2 November, 2019
Weight loss by Eating Healthy Food!
- To help you find out if you have a healthy body weight, measure your body mass index and waist circumference
- To lose weight, the energy you take in from food must be less than the energy you use – eat less, move more!
- Set yourself realistic goals to achieve a healthy weight. Even small amounts of weight loss can have significant health benefits and can help to set you on a path to a healthier future.
- Guidelines recommend that you should try to lose weight gradually, about 1-2 lbs (approximately 0.5-1.0 kg) a week
- Different approaches to weight loss will be successful for different individuals, so try to find a weight-loss plan which will work for you
- Try to make healthy diet and lifestyle changes you can keep, even after you have reached your desired weight, so you don’t regain the weight you have lost!
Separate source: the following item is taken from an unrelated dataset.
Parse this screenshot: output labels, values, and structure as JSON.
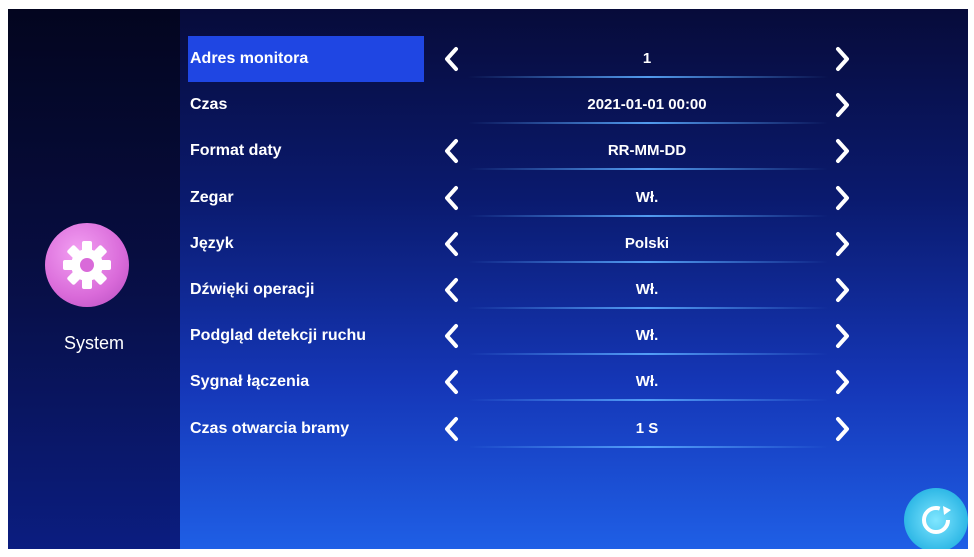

The problem – overweight and obesity
In England, almost 7 out of 10 men and 6 out of 10 women are overweight or obese, and a quarter of adults are obese. Being overweight or obese increases your risk of developing serious diseases such as type 2 diabetes, coronary heart disease and some cancers. The risks of developing these diseases increases the more overweight you are. Obesity can also affect your quality of life and lead to psychological problems, such as depression and low self-esteem. Ideally it is better to avoid becoming overweight by eating healthily and exercising regularly and maintaining this throughout life. But problems with weight gain are common so here is some information to help you lose weight sensibly and healthily.
Your body weight is determined by the amount of energy obtained from your food compared to the amount of energy that your body is using. The surplus energy you take in from food and drink is stored as fat. To lose weight, the energy you take in from food must be less than the energy you use, in other words eat less and exercise more. There is no ‘quick fix’ for obesity. Weight loss takes time and commitment. However, even losing and keeping off even a small amount of weight (e.g. 3% of body weight if you are obese or about 5% for most people ) can produce significant health benefits and reduce your risk of developing obesity-related diseases like type 2 diabetes and heart disease. Losing 5% of your weight means, for example, losing 5 kg if you weigh 100 kg.